Let $R$ be integral domain and $M$ be an $R$ module.
I want to prove if $M$ is a free module, then any maximal linearly independent subset of $M$ has cardinality equal to the cardinality of a basis of $M$.
Any maximal linearly independent subset of $M$ must have the same cardinality. So it only remains to prove the cardinality is equal to the cardinality of a basis of $M$. So if $\{m_i\}_{i\in I}$ is a maximal linearly independent subset of $M$, then we need to prove $\{m_i\}_{i\in I}$ is a basis of $M$? But how? Any helps would be appreciated greatly.

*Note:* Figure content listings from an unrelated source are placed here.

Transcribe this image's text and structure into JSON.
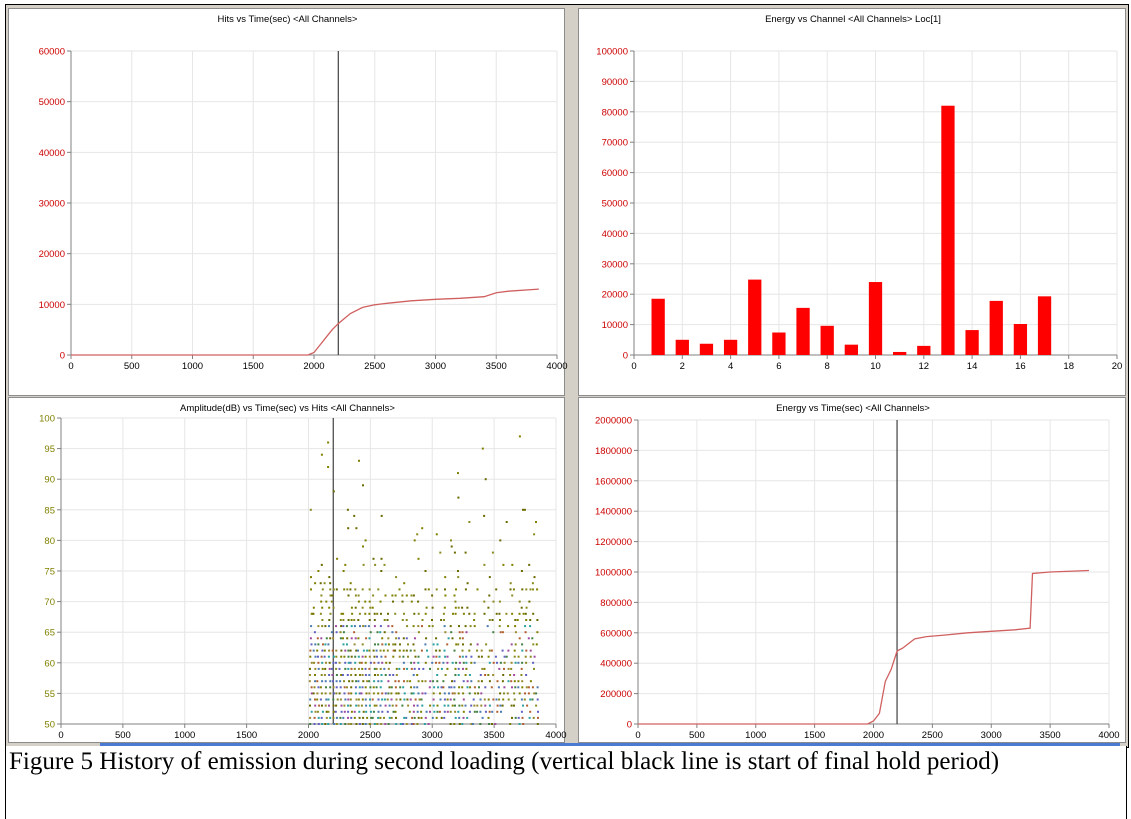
{
  "caption": "Figure 5  History of emission during second loading (vertical black line is start of final hold period)",
  "colors": {
    "panel_bg": "#d4d0c8",
    "hits_tick": "#cc0000",
    "energy_tick": "#cc0000",
    "amp_tick": "#808000",
    "curve": "#d06060",
    "bar": "#ff0000",
    "marker_line": "#404040"
  },
  "chart_data": [
    {
      "id": "hits",
      "type": "line",
      "title": "Hits vs Time(sec) <All Channels>",
      "xlim": [
        0,
        4000
      ],
      "ylim": [
        0,
        60000
      ],
      "xticks": [
        0,
        500,
        1000,
        1500,
        2000,
        2500,
        3000,
        3500,
        4000
      ],
      "yticks": [
        0,
        10000,
        20000,
        30000,
        40000,
        50000,
        60000
      ],
      "vline_x": 2200,
      "x": [
        0,
        1950,
        2000,
        2050,
        2100,
        2150,
        2200,
        2250,
        2300,
        2400,
        2500,
        2600,
        2800,
        3000,
        3200,
        3400,
        3500,
        3600,
        3850
      ],
      "y": [
        0,
        0,
        500,
        2000,
        3500,
        5000,
        6200,
        7200,
        8200,
        9400,
        9900,
        10200,
        10700,
        11000,
        11200,
        11500,
        12300,
        12600,
        13000
      ],
      "grid": true
    },
    {
      "id": "energy-channel",
      "type": "bar",
      "title": "Energy vs Channel <All Channels> Loc[1]",
      "xlim": [
        0,
        20
      ],
      "ylim": [
        0,
        100000
      ],
      "xticks": [
        0,
        2,
        4,
        6,
        8,
        10,
        12,
        14,
        16,
        18,
        20
      ],
      "yticks": [
        0,
        10000,
        20000,
        30000,
        40000,
        50000,
        60000,
        70000,
        80000,
        90000,
        100000
      ],
      "categories": [
        1,
        2,
        3,
        4,
        5,
        6,
        7,
        8,
        9,
        10,
        11,
        12,
        13,
        14,
        15,
        16,
        17
      ],
      "values": [
        18500,
        5000,
        3700,
        5000,
        24800,
        7400,
        15500,
        9600,
        3400,
        24000,
        1000,
        3000,
        82000,
        8200,
        17800,
        10200,
        19300
      ],
      "grid": true
    },
    {
      "id": "amplitude",
      "type": "scatter",
      "title": "Amplitude(dB) vs Time(sec) vs Hits <All Channels>",
      "xlim": [
        0,
        4000
      ],
      "ylim": [
        50,
        100
      ],
      "xticks": [
        0,
        500,
        1000,
        1500,
        2000,
        2500,
        3000,
        3500,
        4000
      ],
      "yticks": [
        50,
        55,
        60,
        65,
        70,
        75,
        80,
        85,
        90,
        95,
        100
      ],
      "vline_x": 2200,
      "x_range_of_points": [
        2000,
        3830
      ],
      "notable_points": [
        [
          2150,
          96
        ],
        [
          2100,
          94
        ],
        [
          2150,
          92
        ],
        [
          2400,
          93
        ],
        [
          3700,
          97
        ],
        [
          3400,
          95
        ],
        [
          3200,
          91
        ],
        [
          3830,
          83
        ]
      ],
      "grid": true
    },
    {
      "id": "energy-time",
      "type": "line",
      "title": "Energy vs Time(sec) <All Channels>",
      "xlim": [
        0,
        4000
      ],
      "ylim": [
        0,
        2000000
      ],
      "xticks": [
        0,
        500,
        1000,
        1500,
        2000,
        2500,
        3000,
        3500,
        4000
      ],
      "yticks": [
        0,
        200000,
        400000,
        600000,
        800000,
        1000000,
        1200000,
        1400000,
        1600000,
        1800000,
        2000000
      ],
      "vline_x": 2200,
      "x": [
        0,
        1950,
        2000,
        2050,
        2100,
        2150,
        2200,
        2250,
        2300,
        2350,
        2450,
        2600,
        2800,
        3000,
        3200,
        3330,
        3350,
        3500,
        3830
      ],
      "y": [
        0,
        0,
        20000,
        70000,
        280000,
        360000,
        480000,
        500000,
        530000,
        560000,
        575000,
        585000,
        600000,
        610000,
        620000,
        630000,
        990000,
        1000000,
        1010000
      ],
      "grid": true
    }
  ]
}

The general ideal to show this type of results is to use localisation. Let $N$ be a maximal ideal of $R$. Write $R/N=k$, if $R/N\otimes M=V$ is a $k$-vector space. If $(m_1,..,m_n)$ is a maximal independent, $1\otimes m_1,...,1\otimes m_n$ is a basis of $V$, otherwise there exists $v=\sum u_i\otimes v_i$ which is not in $Vect(1\otimes m_1,..,1\otimes m_n)$. Write $x=u'_1v_1+...+u'_nv_n$ where $u'_i$ is the image of $u_i$ by the quotient map $R\rightarrow R/M$, $(m_1,...,m_n,x)$ is independent.